Britain has been ranked the fifth richest country in the world. Is this disparity acceptable?

Mattey Mitchell

Professor Greenfelds said that they found that children and vulnerable adults had frequent accidents or ill health “as a result of sewage leaks, damaged paving stones or even vermin infestations from surrounding areas” and welcomed Byline Times‘ new research, saying that it provides “much-needed evidence that… little has changed in relation to where and how generations of Gypsy and Traveller children are growing up, and the public health hazards to which they are exposed”. 

The new analysis uses similar indicators of unhealthy places, using a range of sources such as Natural England’s research on environmental justice, international research on air quality and roads, and emerging work from National Rail on the health effects of living near railways and stations. The investigation reveals how little has changed since the 1970s, with sites still placed in locations where nobody else would live and segregated from so-called settled communities.

A small Traveller site currently being planned as part of a larger housing development near Hemel Hempstead, for instance, is set to have a separate entrance for the housed residents, with Gypsies and Travellers having a ‘poor door’ – a completely separate entrance, which councillors and officers claim community members wanted. Local community groups deny being consulted and the Traveller site is planned at the far side of the development and nearest to a sewage pumping station, as well as metres away from a mainline railway. 

Mattey Mitchell, campaigns officer at Friends, Families and Travellers, told Byline Times: “These findings shed a harsh and unforgiving light on the state of equality in Britain today. It’s already known that Romany and Traveller communities face a nationwide housing crisis. We now learn that existing accommodation falls far short of national standards. Britain has been ranked the fifth richest country in the world. Is this disparity acceptable?”

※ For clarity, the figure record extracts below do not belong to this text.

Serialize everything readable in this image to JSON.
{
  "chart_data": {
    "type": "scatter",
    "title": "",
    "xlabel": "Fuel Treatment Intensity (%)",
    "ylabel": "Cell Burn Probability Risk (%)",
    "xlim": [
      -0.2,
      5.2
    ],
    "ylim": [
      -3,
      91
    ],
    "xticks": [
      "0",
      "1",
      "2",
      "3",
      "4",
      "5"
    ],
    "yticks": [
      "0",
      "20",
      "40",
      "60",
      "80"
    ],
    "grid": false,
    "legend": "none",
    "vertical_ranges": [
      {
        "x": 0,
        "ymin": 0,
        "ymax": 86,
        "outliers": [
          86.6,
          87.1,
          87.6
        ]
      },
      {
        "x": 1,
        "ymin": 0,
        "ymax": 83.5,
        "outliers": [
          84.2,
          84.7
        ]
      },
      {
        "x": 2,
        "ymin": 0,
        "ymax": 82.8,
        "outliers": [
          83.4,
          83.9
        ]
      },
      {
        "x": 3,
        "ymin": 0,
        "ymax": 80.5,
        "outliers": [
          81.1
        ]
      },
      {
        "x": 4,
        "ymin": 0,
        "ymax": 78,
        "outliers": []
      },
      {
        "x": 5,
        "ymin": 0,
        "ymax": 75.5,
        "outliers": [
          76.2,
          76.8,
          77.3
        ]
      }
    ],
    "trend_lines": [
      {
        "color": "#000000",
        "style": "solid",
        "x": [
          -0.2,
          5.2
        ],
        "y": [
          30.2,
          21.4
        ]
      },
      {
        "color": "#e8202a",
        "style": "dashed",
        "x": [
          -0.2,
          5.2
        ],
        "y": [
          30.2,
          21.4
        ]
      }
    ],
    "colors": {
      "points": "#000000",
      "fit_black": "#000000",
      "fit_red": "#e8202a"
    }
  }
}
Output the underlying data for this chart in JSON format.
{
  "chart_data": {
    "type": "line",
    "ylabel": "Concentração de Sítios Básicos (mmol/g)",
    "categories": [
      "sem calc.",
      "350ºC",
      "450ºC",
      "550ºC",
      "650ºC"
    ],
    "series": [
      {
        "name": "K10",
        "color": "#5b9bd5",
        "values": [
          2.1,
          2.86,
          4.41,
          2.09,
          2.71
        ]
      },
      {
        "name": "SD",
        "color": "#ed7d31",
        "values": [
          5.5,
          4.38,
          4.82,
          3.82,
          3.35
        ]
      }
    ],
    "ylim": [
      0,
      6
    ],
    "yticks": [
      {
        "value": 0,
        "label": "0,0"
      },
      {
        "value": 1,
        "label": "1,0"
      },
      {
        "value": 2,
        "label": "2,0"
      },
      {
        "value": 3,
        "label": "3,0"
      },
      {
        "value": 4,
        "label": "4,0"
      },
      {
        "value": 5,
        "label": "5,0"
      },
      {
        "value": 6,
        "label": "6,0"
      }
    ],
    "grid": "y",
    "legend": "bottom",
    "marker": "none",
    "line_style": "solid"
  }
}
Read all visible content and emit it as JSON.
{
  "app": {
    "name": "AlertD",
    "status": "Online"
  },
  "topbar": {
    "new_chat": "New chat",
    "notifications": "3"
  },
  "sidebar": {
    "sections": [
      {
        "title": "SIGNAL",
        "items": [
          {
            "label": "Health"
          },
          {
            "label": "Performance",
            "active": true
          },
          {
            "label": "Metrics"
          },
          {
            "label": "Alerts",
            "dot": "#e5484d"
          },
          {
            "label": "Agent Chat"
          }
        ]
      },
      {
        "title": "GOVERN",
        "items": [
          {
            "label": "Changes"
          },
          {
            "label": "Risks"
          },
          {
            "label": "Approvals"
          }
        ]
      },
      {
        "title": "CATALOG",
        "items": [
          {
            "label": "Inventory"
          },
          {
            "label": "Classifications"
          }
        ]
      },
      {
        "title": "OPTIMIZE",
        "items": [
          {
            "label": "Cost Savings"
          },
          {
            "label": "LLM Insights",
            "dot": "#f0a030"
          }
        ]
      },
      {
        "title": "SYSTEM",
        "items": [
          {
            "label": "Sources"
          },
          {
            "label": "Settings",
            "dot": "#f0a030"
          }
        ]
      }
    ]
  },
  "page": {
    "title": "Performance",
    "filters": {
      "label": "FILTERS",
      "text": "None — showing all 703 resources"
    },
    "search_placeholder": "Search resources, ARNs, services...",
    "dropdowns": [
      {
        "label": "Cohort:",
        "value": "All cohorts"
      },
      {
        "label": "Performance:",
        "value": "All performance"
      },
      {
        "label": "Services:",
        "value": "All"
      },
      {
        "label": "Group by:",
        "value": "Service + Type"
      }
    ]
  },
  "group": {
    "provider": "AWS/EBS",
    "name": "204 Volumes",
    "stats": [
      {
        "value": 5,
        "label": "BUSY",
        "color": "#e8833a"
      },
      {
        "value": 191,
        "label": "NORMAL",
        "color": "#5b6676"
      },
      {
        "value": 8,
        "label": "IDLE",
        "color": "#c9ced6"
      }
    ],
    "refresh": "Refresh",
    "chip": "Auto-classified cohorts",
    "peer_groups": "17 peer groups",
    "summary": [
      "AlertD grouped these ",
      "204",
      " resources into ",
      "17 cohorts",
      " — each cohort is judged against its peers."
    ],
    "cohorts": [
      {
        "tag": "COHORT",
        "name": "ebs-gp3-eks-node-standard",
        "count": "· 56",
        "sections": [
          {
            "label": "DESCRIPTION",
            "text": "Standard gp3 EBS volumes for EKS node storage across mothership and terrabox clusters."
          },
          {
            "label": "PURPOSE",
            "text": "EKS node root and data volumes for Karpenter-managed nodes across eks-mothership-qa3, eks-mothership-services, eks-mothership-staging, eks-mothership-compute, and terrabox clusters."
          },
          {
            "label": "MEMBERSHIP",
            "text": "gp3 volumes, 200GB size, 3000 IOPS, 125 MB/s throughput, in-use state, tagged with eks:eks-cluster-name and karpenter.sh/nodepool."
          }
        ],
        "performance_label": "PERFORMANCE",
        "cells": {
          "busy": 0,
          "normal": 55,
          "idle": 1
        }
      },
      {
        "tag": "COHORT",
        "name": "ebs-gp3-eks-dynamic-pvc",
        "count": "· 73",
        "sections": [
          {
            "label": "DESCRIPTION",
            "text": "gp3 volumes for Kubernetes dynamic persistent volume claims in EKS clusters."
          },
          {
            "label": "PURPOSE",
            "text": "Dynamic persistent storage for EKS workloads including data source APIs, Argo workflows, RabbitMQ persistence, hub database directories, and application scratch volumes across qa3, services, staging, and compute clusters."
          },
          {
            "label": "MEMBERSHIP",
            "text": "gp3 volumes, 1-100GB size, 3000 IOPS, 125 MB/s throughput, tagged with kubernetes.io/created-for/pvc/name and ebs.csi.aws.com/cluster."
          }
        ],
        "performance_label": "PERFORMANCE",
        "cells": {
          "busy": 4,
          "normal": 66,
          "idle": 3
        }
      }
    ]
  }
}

This investigation found that some sites are located close to multiple factors associated with poor health outcomes.

For example, one site near the Science Park in Oxford, is situated just over 100 metres from two sewage facilities and 300 metres from a busy road, with a nearby site being sandwiched between the M40 and A40.

A site in Bradford is located behind a heavily used recycling site, not far from a railway and industrial area. Residents have voiced concerns previously about smell, dust, vermin and noise.

Another site in the Mole Valley area, built in 2007, is sandwiched between an A road and a railway line which are 50 metres apart, and isolated from all other housing. 

A site in Ellesmere Port, built in 2014, is around 30 metres from a railway track, 40 metres from an industrial area, and just over 20 metres from a recycling centre.

Meanwhile, Travellers at another site in York, near a recycling centre and industrial area, had to be relocated for four months after the river Foss flooded, contaminating the site in 2016. 

Government planning guidance for sites, issued in 2015, states that they should not be located in areas vulnerable to flooding, because of the vulnerability of caravans. The guidance also states that planning decisions should consider the health and well-being of Travellers. Other sites were often close to mobile phone masts, cemeteries, busy roundabouts and power stations. 

A spokesperson for the Ministry of Communities, Housing and Local  Government, said: “Our Planning Policy for Traveller Sites makes clear councils should properly consider the effect of environmental factors on the health of Travellers that may locate at a site… We will deliver a cross-Government strategy to tackle the inequalities faced by Gypsies, Roma and Travellers) communities in due course.”